Lo scopo dell’arte nei secoli è dare visibilità all’invisibile manifestando la sua natura tramite la politica spazio-temporale circostante, che crea i sistemi di rappresentazione del mondo. Le ideologie del ‘900 (comunismo, fascismo e liberismo) hanno rovesciato le direttive esclusive che prima appartenevano ai monarchi e si sono contese il primato della modernità: pertanto, le tre visioni del mondo si sono divise la rappresentazione della realtà nelle sue manifestazioni socio-culturali con un linguaggio pedagogico di allevamento politico per le nuove generazioni. Ogni forma artistica del ‘900 senza alternativa si è dovuta riferire a questa imposizione: infatti, le tre ideologie sono considerate moderne per l’apporto evolutivo che hanno diffuso tra le masse attraverso propaganda e pubblicità. Punti di riferimento del loro logos sono: la lotta di classe per il comunismo, la battaglia per l’appartenenza dell’individuo ad una comunità artificialmente costituita e funzionalmente predisposta, al fine della civiltà; la razza per il fascismo, una realtà geopolitica che segnala l’appartenenza di un individuo ad una comunità per natura; l’individuo per il liberismo, l’elemento che non si può dividere ulteriormente. Il passaggio è dalla cultura alla natura, fino al soggetto.

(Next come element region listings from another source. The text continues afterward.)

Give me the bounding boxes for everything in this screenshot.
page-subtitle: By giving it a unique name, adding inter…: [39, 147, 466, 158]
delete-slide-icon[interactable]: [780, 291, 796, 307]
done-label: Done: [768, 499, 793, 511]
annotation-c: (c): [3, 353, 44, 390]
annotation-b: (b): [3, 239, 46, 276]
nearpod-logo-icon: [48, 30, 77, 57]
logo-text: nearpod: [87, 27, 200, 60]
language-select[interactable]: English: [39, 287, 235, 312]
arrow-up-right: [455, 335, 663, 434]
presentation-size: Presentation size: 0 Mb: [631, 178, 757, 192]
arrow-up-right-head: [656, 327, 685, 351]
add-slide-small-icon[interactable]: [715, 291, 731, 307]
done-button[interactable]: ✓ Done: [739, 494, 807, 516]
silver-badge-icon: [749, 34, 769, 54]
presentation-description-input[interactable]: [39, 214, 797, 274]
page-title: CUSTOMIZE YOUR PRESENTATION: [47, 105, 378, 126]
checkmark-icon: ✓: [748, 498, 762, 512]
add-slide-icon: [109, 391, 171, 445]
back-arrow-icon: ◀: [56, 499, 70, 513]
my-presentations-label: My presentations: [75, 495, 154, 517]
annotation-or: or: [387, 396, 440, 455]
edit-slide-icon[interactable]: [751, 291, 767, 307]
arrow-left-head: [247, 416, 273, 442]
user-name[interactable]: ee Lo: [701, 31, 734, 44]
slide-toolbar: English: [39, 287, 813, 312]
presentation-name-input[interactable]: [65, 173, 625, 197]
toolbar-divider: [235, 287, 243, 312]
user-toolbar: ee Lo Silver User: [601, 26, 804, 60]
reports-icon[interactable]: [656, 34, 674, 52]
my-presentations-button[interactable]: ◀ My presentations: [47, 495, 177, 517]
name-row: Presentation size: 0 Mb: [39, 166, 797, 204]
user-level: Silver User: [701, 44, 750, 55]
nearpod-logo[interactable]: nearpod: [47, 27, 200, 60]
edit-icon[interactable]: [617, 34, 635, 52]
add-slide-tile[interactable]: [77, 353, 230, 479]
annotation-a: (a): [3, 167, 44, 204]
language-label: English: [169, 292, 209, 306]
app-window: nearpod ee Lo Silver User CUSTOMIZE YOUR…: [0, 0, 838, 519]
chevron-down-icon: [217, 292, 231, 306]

In sintesi: ciò che facciamo organizzandoci in base alla collettività, ciò che siamo quando nasciamo e ciò che sono io a prescindere da qualsiasi partecipazione comunitaria. Ogni testo e manufatto artistico prodotti nel ‘900 sono letti alla luce di queste tre filosofie estetiche, poiché ciascuno di noi oggi partecipa innegabilmente ad una di queste tre declinazioni intese come compagini sociali, biologiche e psicologiche.
Detto ciò, come è possibile ritenerci unici e reali in un mondo dove tutti, pur brillanti e coscientemente ricettivi, sembriamo marionette i cui fili sono tirati da entità oscure e forse nemmeno esistenti? Oppure secondo un’altra prospettiva, essendo così inseriti in certi schemi, può la nostra umanità riconoscersi in noi e tra noi per salvarne spregiudicatamente le redini? La seconda è più una speranza nella “fede esistenziale”.